Innovationsfreude wird von der natürlichen Neugier der Menschen gespeist. Für Mitarbeiter gilt, sich die Freiräume zu schaffen, in denen sie Neues wagen können. Die Sätze „Das haben wir immer so gemacht“, „Das geht nicht“, „Bei uns ist alles ganz anders“ sind Ausdruck von Verharren. Menschen, die so denken, werden sich nur unter starkem äußerem Druck auf die Suche nach Innovation begeben. Sie sind im Alten verhaftet, sie sitzen in ihrem Erfahrungsgefängnis.
Fazit
Erfolgsintelligente Menschen begrüßen Neues und suchen aktiv danach. Ein wichtiger Punkt ist hier der Austausch mit den Kollegen. Wer danach fragt, wie andere an Probleme herangehen, bleibt offen für neue Ideen und Perspektiven.

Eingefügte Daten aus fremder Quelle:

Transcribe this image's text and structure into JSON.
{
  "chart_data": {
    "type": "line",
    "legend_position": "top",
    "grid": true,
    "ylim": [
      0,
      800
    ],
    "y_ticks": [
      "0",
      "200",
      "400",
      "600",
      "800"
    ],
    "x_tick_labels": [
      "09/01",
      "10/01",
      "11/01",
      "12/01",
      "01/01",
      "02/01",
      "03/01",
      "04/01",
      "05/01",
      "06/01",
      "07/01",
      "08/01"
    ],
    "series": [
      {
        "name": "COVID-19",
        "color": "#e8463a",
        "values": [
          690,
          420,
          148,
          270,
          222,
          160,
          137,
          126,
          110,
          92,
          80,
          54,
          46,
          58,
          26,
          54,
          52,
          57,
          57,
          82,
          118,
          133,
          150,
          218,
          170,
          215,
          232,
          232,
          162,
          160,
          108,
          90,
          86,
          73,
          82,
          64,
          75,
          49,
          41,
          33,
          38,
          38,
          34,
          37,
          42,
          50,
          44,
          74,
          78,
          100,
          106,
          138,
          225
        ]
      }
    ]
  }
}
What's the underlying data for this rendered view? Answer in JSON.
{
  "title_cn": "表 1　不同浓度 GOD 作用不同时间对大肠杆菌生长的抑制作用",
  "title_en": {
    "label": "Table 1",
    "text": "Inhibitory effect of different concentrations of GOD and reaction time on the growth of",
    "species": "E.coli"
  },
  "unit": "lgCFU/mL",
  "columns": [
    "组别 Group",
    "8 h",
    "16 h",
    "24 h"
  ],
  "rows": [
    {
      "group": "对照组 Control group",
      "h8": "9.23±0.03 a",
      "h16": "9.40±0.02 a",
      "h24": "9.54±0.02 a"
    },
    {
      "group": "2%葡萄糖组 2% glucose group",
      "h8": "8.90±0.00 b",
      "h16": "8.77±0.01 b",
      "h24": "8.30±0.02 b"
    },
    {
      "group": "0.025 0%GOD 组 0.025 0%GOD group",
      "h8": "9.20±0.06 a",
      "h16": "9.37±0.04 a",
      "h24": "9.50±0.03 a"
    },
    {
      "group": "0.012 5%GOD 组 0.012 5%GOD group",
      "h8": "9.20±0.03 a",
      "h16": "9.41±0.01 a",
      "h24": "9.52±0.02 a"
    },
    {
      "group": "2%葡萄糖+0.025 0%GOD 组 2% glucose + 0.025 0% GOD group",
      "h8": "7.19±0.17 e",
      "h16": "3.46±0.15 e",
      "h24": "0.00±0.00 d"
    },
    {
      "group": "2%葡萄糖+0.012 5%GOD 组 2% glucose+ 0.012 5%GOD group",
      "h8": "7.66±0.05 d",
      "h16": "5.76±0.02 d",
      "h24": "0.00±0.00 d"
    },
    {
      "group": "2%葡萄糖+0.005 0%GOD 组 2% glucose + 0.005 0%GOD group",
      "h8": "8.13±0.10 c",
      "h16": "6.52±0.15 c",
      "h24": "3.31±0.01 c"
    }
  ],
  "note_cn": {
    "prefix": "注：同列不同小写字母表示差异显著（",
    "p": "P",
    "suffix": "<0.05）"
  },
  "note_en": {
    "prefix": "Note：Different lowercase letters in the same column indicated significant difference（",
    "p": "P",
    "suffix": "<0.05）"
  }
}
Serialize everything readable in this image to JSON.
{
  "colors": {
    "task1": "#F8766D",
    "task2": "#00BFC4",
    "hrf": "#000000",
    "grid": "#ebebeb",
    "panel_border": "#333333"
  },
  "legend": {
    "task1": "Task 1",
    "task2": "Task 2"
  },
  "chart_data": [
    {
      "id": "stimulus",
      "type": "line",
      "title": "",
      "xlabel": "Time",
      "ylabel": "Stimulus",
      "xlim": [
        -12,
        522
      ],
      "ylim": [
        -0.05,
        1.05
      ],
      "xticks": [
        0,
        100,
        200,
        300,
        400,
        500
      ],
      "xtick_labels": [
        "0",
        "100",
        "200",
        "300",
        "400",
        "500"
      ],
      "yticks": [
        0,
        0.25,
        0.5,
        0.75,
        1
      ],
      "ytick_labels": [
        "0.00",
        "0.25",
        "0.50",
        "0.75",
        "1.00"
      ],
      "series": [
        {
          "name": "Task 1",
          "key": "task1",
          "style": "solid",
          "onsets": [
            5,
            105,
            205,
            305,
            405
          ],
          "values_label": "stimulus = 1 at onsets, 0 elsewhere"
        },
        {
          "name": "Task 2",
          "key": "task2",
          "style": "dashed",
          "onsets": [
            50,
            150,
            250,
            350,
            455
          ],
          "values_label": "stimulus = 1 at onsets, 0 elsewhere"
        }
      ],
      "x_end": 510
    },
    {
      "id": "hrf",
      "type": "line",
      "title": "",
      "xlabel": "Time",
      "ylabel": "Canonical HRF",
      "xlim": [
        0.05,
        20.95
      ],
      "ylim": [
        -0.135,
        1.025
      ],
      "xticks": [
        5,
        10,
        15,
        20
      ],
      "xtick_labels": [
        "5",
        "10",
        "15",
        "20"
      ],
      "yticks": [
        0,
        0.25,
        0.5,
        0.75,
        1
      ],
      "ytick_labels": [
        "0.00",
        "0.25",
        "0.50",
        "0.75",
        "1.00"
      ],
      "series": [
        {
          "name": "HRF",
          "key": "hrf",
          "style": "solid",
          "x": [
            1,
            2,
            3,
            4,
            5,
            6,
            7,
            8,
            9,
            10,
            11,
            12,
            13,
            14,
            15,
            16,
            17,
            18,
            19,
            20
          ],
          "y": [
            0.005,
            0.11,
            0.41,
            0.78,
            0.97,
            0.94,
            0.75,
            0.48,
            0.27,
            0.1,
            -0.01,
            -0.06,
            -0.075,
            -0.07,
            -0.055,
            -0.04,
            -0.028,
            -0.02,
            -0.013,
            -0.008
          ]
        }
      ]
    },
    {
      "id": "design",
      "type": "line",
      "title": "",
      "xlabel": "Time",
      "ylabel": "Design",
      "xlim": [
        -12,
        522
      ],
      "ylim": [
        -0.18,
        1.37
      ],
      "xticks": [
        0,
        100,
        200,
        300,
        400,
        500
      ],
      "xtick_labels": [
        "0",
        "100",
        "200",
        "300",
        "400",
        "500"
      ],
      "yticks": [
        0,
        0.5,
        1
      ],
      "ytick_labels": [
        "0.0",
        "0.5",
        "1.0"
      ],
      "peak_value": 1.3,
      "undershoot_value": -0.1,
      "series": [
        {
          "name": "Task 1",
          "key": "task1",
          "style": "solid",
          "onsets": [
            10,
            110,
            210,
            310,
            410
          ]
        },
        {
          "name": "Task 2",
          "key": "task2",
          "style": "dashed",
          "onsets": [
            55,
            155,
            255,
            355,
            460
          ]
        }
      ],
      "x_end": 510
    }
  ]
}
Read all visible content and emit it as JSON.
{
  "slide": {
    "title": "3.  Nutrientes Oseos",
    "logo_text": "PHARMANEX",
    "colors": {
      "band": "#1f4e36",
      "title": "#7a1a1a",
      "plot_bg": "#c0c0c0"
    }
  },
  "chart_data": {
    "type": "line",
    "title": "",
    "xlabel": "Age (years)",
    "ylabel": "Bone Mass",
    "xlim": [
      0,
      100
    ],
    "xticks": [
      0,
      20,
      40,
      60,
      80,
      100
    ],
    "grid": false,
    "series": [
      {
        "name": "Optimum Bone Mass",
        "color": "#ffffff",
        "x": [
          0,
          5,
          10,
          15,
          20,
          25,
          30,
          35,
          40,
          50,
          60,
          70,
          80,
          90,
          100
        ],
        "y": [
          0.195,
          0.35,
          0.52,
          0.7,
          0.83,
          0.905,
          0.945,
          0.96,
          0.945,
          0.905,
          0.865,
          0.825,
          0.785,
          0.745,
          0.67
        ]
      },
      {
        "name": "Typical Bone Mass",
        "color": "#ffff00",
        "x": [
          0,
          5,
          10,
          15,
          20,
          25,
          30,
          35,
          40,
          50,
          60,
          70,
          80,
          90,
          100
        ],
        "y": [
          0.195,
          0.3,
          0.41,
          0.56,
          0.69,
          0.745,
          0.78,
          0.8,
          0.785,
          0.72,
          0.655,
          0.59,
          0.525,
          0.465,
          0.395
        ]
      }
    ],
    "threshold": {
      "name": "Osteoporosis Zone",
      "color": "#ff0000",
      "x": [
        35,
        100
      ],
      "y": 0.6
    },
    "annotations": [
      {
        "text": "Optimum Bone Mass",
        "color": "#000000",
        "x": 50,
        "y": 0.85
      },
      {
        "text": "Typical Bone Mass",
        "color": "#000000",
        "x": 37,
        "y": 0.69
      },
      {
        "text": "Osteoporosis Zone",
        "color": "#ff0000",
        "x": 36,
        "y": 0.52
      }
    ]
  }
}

2.1.1 Grundvoraussetzungen für innovatives Handeln
Abb. 2: Die Grundvoraussetzungen für innovatives Handeln.
Voraussetzung 1: Altes verlernen!
Um wirklich frei für Innovationen zu sein, müssen wir lernen zu verlernen. „Verlernen“ heißt hier, Altes und Überkommenes zu löschen – genau wie im Business-Re-Engineering [3], in dem man sich nicht darauf konzentriert, Abläufe zu verbessern, sondern ganze Produktionswege neu erdenkt. Fachwissen ist nicht selten ein Hemmschuh auf der Suche nach Innovationen. Viele Fach- und Führungskräfte tragen schwer an ihrer langjährigen Erfahrung. Sie macht es Ihnen oft schwer, sich von Altem und Überholtem zu trennen.
Hinweis
Erfolgsintelligente Menschen wissen um die Relevanz von Informationen. Sie erkennen aber auch die Gefahr, dass zu viel Detailwissen für große Aufgaben und große Fragen blind macht. „Verlernen“ heißt, den Mut zu entwickeln, immer wieder neue Perspektiven zu suchen
„Verlernen“ bedeutet auch, eine neue Sichtweise, nämlich die des Kunden, anzunehmen und die Frage zu stellen „Wie können wir uns gegenseitig die Arbeit erleichtern?“, „Was können wir tun, damit unsere Klientel noch zufriedener mit uns ist?“. Erfolgsintelligente Menschen befragen ihre internen und externen Kunden, was diese benötigen. Sie gehen nicht davon aus, dass sie schon wissen, was diese brauchen.
Mein Tipp
Stellen Sie Fragen, interviewen Sie Ihre Kunden nach ihren Schwerpunkten und ihren Bedürfnissen!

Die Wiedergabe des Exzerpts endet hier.